The “health” of the market – at least the single-family portion – comes from the fact that 332 single-family homes sold in October, a 5.4 percent increase over the 315 homes that sold in October 2012 and a 7.8 percent increase over September.
Also, every Boulder community saw impressive increases in both average and median sales prices for single-family homes sold in October.
However, the “relatively” part comes in with the fact that the number of homes on the market in October – 1,201 – was a decrease of 17 percent compared with a year ago and a 12.3 percent decrease compared with the previous month.
Also, condominium/townhome sales increased by only one sale – from 96 to 97 – in October 2012 versus October 2013, and inventory decreased 33 percent compared with a year ago and 14.5 percent compared with September. On the other hand, median and average sales prices also increased in nearly every Boulder-area community except for Broomfield and the mountains, where attached-unit sales for the month were extremely low or nonexistent.

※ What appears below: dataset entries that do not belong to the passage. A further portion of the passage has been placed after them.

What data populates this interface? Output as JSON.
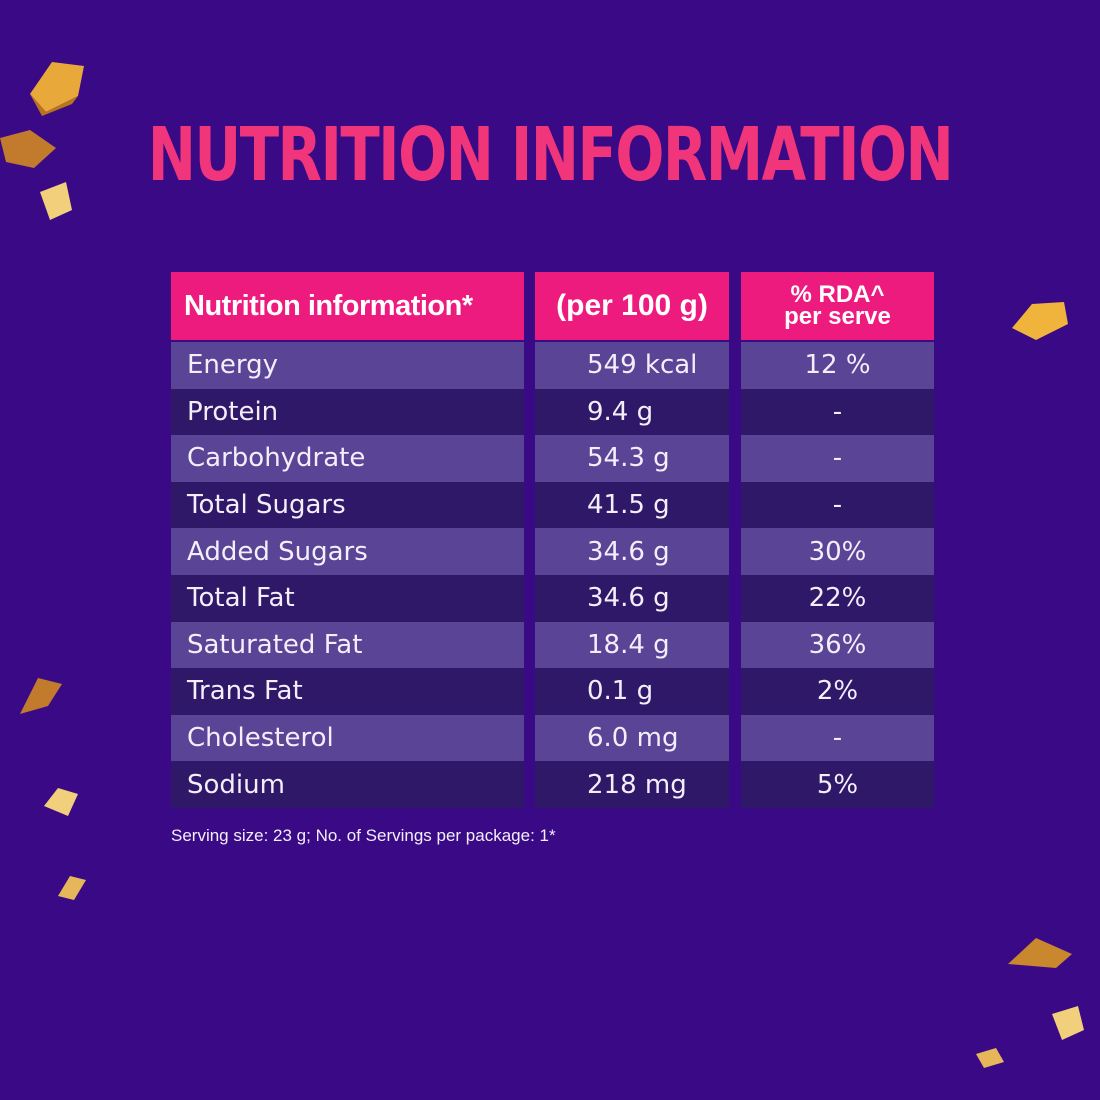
{
  "title": "NUTRITION INFORMATION",
  "table": {
    "headers": {
      "name": "Nutrition information*",
      "per": "(per 100 g)",
      "rda_line1": "% RDA^",
      "rda_line2": "per serve"
    },
    "rows": [
      {
        "name": "Energy",
        "per": "549 kcal",
        "rda": "12 %"
      },
      {
        "name": "Protein",
        "per": "9.4 g",
        "rda": "-"
      },
      {
        "name": "Carbohydrate",
        "per": "54.3 g",
        "rda": "-"
      },
      {
        "name": "Total Sugars",
        "per": "41.5 g",
        "rda": "-"
      },
      {
        "name": "Added Sugars",
        "per": "34.6 g",
        "rda": "30%"
      },
      {
        "name": "Total Fat",
        "per": "34.6 g",
        "rda": "22%"
      },
      {
        "name": "Saturated Fat",
        "per": "18.4 g",
        "rda": "36%"
      },
      {
        "name": "Trans Fat",
        "per": "0.1 g",
        "rda": "2%"
      },
      {
        "name": "Cholesterol",
        "per": "6.0 mg",
        "rda": "-"
      },
      {
        "name": "Sodium",
        "per": "218 mg",
        "rda": "5%"
      }
    ]
  },
  "footnote": "Serving size: 23 g; No. of Servings per package: 1*",
  "colors": {
    "background": "#3a0a86",
    "accent": "#ee1b7e",
    "title": "#f0357a",
    "row_light": "#5a4496",
    "row_dark": "#2f1868"
  }
}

“Some could argue that at some level it’s a seller’s market, I’m not really sure what to call this market but it is behaving like a seller’s market,” Hotard says, reflecting on the circumstances that have led to and continue to affect the market. “Continuing tight underwriting by lenders, low inventories and rising interest rates are holding back growth in sales volume while pushing prices higher, here and nationally. We have a sustained demand for housing in the Boulder Area, supported by people’s willingness to purchase homes at somewhat heightened prices, reflecting expectations for higher interest rates and increasing home prices in the future.”
Otherwise, October’s statistics reflect the pattern established 18 months ago, and Hotard says he’s positive that Boulder-area markets will continue to see growth in sales and declines in inventory.
The fact that sales of condo/townhomes remained virtually unchanged in October compared with September along with sharp declines in inventory “says to me that the attached-dwelling market is tightening up,” he notes. “In the single-family market, we see consistent sales increases and more moderate declines in inventory.”
And while the Boulder area is still recovering from the September flood, how the disaster has or will affect the market is still not apparent in monthly real estate statistics, he notes.
Other than closed roads preventing potential sellers and buyers from accessing mountain properties, it might not affect the market much one way or the other, Hotard says.
“I think we’re in a pattern that I don’t see changing in the next 12 to 14 months,” he says. “I would not expect 2014 to look any different than 2013 in terms of sales volume, though we’ll see increased prices with continued low inventory.
“The (national) economy is still on life support of some sort,” Hotard adds. “It’s being propped up by central bank policies and government spending. We’re probably not ready to take off just yet.”
The fact that more than 100 of the Boulder area’s single-family properties priced at $500,001 and higher sold in October and 230 at $500,000 or less, demonstrates demand at a range of price points and that the market is “relatively healthy,” Hotard says.“There’s just not enough of it,” he adds.